Inside my network lives an 800MHz Linux box (Yeh, December 2004, an 800MHz Linux box is my main workstation -- I'm not a gamer. That should be obvious), a 500 MHz Linux box that isn't even plugged in due to its RAID finally flaking out (IBM Deskstar drives from a bad batch it would appear. I went through four of them before finally just giving up on it), and a 2.7GHz Win32 box that does Blender, FlightGear, and Faemalia.ThereInc's 3D client. There is a litany of little laptops that sit around doing whatever I like, too.

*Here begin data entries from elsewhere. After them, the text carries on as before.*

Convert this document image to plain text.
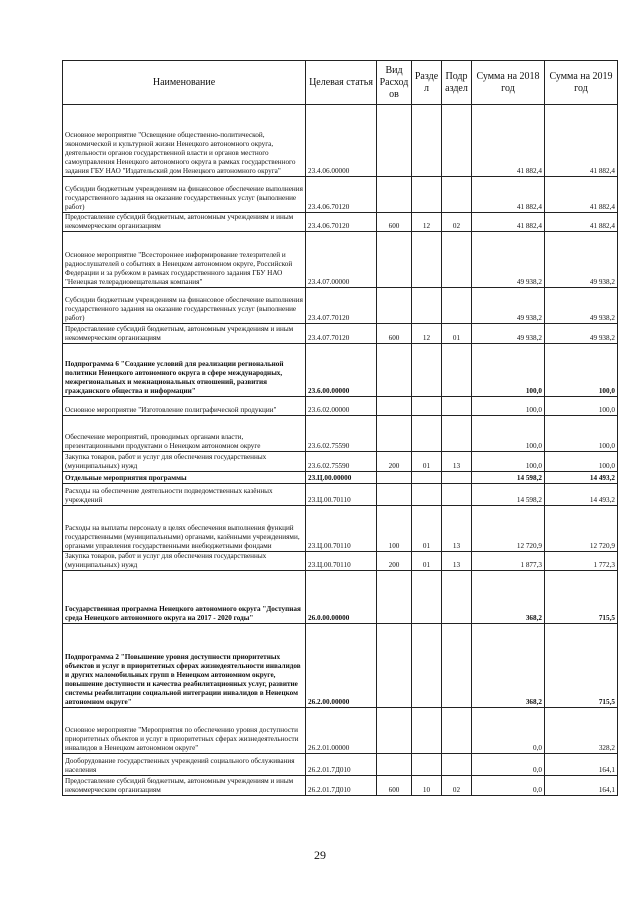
Наименование	Целевая статья	Вид Расход ов	Разде л	Подр аздел	Сумма на 2018 год	Сумма на 2019 год
Основное мероприятие "Освещение общественно-политической, экономической и культурной жизни Ненецкого автономного округа, деятельности органов государственной власти и органов местного самоуправления Ненецкого автономного округа в рамках государственного задания ГБУ НАО "Издательский дом Ненецкого автономного округа"	23.4.06.00000				41 882,4	41 882,4
Субсидии бюджетным учреждениям на финансовое обеспечение выполнения государственного задания на оказание государственных услуг (выполнение работ)	23.4.06.70120				41 882,4	41 882,4
Предоставление субсидий бюджетным, автономным учреждениям и иным некоммерческим организациям	23.4.06.70120	600	12	02	41 882,4	41 882,4
Основное мероприятие "Всестороннее информирование телезрителей и радиослушателей о событиях в Ненецком автономном округе, Российской Федерации и за рубежом в рамках государственного задания ГБУ НАО "Ненецкая телерадиовещательная компания"	23.4.07.00000				49 938,2	49 938,2
Субсидии бюджетным учреждениям на финансовое обеспечение выполнения государственного задания на оказание государственных услуг (выполнение работ)	23.4.07.70120				49 938,2	49 938,2
Предоставление субсидий бюджетным, автономным учреждениям и иным некоммерческим организациям	23.4.07.70120	600	12	01	49 938,2	49 938,2
Подпрограмма 6 "Создание условий для реализации региональной политики Ненецкого автономного округа в сфере международных, межрегиональных и межнациональных отношений, развития гражданского общества и информации"	23.6.00.00000				100,0	100,0
Основное мероприятие "Изготовление полиграфической продукции"	23.6.02.00000				100,0	100,0
Обеспечение мероприятий, проводимых органами власти, презентационными продуктами о Ненецком автономном округе	23.6.02.75590				100,0	100,0
Закупка товаров, работ и услуг для обеспечения государственных (муниципальных) нужд	23.6.02.75590	200	01	13	100,0	100,0
Отдельные мероприятия программы	23.Ц.00.00000				14 598,2	14 493,2
Расходы на обеспечение деятельности подведомственных казённых учреждений	23.Ц.00.70110				14 598,2	14 493,2
Расходы на выплаты персоналу в целях обеспечения выполнения функций государственными (муниципальными) органами, казёнными учреждениями, органами управления государственными внебюджетными фондами	23.Ц.00.70110	100	01	13	12 720,9	12 720,9
Закупка товаров, работ и услуг для обеспечения государственных (муниципальных) нужд	23.Ц.00.70110	200	01	13	1 877,3	1 772,3
Государственная программа Ненецкого автономного округа "Доступная среда Ненецкого автономного округа на 2017 - 2020 годы"	26.0.00.00000				368,2	715,5
Подпрограмма 2 "Повышение уровня доступности приоритетных объектов и услуг в приоритетных сферах жизнедеятельности инвалидов и других маломобильных групп в Ненецком автономном округе, повышение доступности и качества реабилитационных услуг, развитие системы реабилитации социальной интеграции инвалидов в Ненецком автономном округе"	26.2.00.00000				368,2	715,5
Основное мероприятие "Мероприятия по обеспечению уровня доступности приоритетных объектов и услуг в приоритетных сферах жизнедеятельности инвалидов в Ненецком автономном округе"	26.2.01.00000				0,0	328,2
Дооборудование государственных учреждений социального обслуживания населения	26.2.01.7Д010				0,0	164,1
Предоставление субсидий бюджетным, автономным учреждениям и иным некоммерческим организациям	26.2.01.7Д010	600	10	02	0,0	164,1
29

I've got MySQL's distributed database running on these machines, which is pretty funny if you think about it.

--
PhiloVivero


cool...

1. setup a 'firewall' machine in my home. put it out there on the web. it's still http://faemalia.org to y'all, but it's a different machine entirely. no more accounts, sorry... maybe will set that up again in a while. thanks go out to the Nickster for the name of the computer: HandOfGod?.

2. setup apache on that machine to proxy to my internal machine. therefore if you try going to http://faemalia.org you will be proxied through to my internal machine which actually serves up the content.

3. did a neato /etc/hosts trick so that the wiki wouldn't stop working. this was because I had dynamic DNS. you wouldn't have to worry if you don't.

4. TimBishop? will tell you that it's not too bad to setup Apache to do proxyservering in this manner. for me, it was a matter of reading the online documentation for about 15-20 minutes, then adding some lines to make it all work:

Listen PORT
NameVirtualHost EXTERNAL_IP:PORT
<< VirtualHost EXTERNAL_IP:PORT >>
    ServerName A.EXTERNALNAME
    ProxyPass / http://A.internal/
    ProxyPassReverse / http://A.internal/
<< /VirtualHost >>

<< VirtualHost EXTERNAL_IP:PORT >>
    ServerName B.EXTERNALNAME
    ProxyPass / http://B.internal/
    ProxyPassReverse / http://B.internal/
<< /VirtualHost >>

I think NameVirtualHost? ip:port means that, if someone comes in on that ip:port, do virtual host stuff based on Host: header.

6. Using the above, I created all the domains I need!